En muchos contextos contemporáneos, la meditación suele ser presentada como un ejercicio de relajación o como un recurso para reducir el estrés. Si bien estos efectos pueden estar presentes, resultan insuficientes para describir su verdadera naturaleza.

Desde una perspectiva más profunda —compartida por diversas tradiciones y también por la experiencia de quienes han sostenido con disciplina una práctica en el tiempo— la meditación puede entenderse como el acceso a un estado de conciencia diferente.

No se trata de pensar mejor. Se trata de percibir de otra manera.

En ese estado, la mente discursiva —lineal, analítica, fragmentaria— deja de ocupar el centro. Su actividad no desaparece necesariamente, pero pierde protagonismo. En su lugar, comienza a manifestarse una forma de comprensión más directa, menos mediada por el lenguaje.

A esta forma de comprensión, la asimilamos con el proceso de intuición.

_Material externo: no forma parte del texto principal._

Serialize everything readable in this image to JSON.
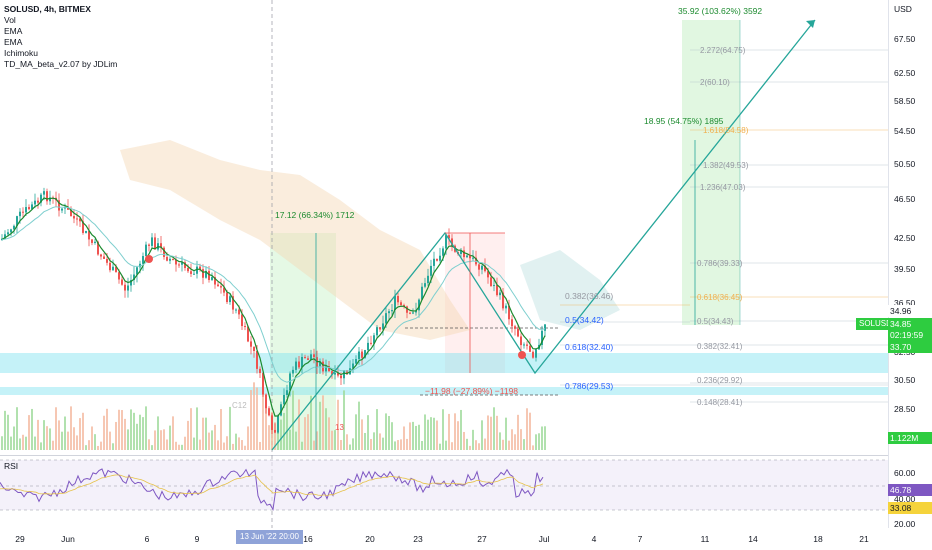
{
  "legend": {
    "symbol": "SOLUSD, 4h, BITMEX",
    "indicators": [
      "Vol",
      "EMA",
      "EMA",
      "Ichimoku",
      "TD_MA_beta_v2.07 by JDLim"
    ]
  },
  "axis": {
    "currency": "USD",
    "price_ticks": [
      "67.50",
      "62.50",
      "58.50",
      "54.50",
      "50.50",
      "46.50",
      "42.50",
      "39.50",
      "36.50",
      "32.50",
      "30.50",
      "28.50"
    ],
    "rsi_ticks": [
      "60.00",
      "40.00",
      "20.00"
    ],
    "date_ticks": [
      "29",
      "Jun",
      "6",
      "9",
      "13",
      "16",
      "20",
      "23",
      "27",
      "Jul",
      "4",
      "7",
      "11",
      "14",
      "18",
      "21"
    ]
  },
  "price_tags": {
    "top": "34.96",
    "symbol": "SOLUSD",
    "last": "34.85",
    "countdown": "02:19:59",
    "low": "33.70",
    "volume": "1.122M",
    "rsi_value": "46.78",
    "rsi_signal": "33.08"
  },
  "rsi": {
    "label": "RSI"
  },
  "crosshair_date": "13 Jun '22  20:00",
  "annotations": {
    "target_long": "35.92 (103.62%) 3592",
    "mid_long": "18.95 (54.75%) 1895",
    "first_leg": "17.12 (66.34%) 1712",
    "drop": "−11.98 (−27.89%) −1198",
    "fib_0618": "0.618(32.40)",
    "fib_0786": "0.786(29.53)",
    "fib_05": "0.5(34.42)",
    "fib_0382": "0.382(36.46)",
    "ext": [
      {
        "label": "2.272(64.75)"
      },
      {
        "label": "2(60.10)"
      },
      {
        "label": "1.618(54.58)"
      },
      {
        "label": "1.382(49.53)"
      },
      {
        "label": "1.236(47.03)"
      },
      {
        "label": "0.786(39.33)"
      },
      {
        "label": "0.618(36.45)"
      },
      {
        "label": "0.5(34.43)"
      },
      {
        "label": "0.382(32.41)"
      },
      {
        "label": "0.236(29.92)"
      },
      {
        "label": "0.148(28.41)"
      }
    ],
    "count_13": "13",
    "count_c12": "C12"
  },
  "colors": {
    "green": "#26a69a",
    "red": "#ef5350",
    "dark_green": "#1b8a2e",
    "zone": "#7fe3f0",
    "fib_blue": "#2962ff"
  }
}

En el uso cotidiano, la intuición suele asociarse a algo momentáneo: una idea repentina, una corazonada, un destello.

Sin embargo, desde una perspectiva más profunda, es posible pensar la intuición no como un evento aislado, sino como un estado sostenido de percepción.

Una intuición que no aparece y desaparece, sino que se mantiene.
Una intuición que se extiende en el tiempo. Una intuición lineal.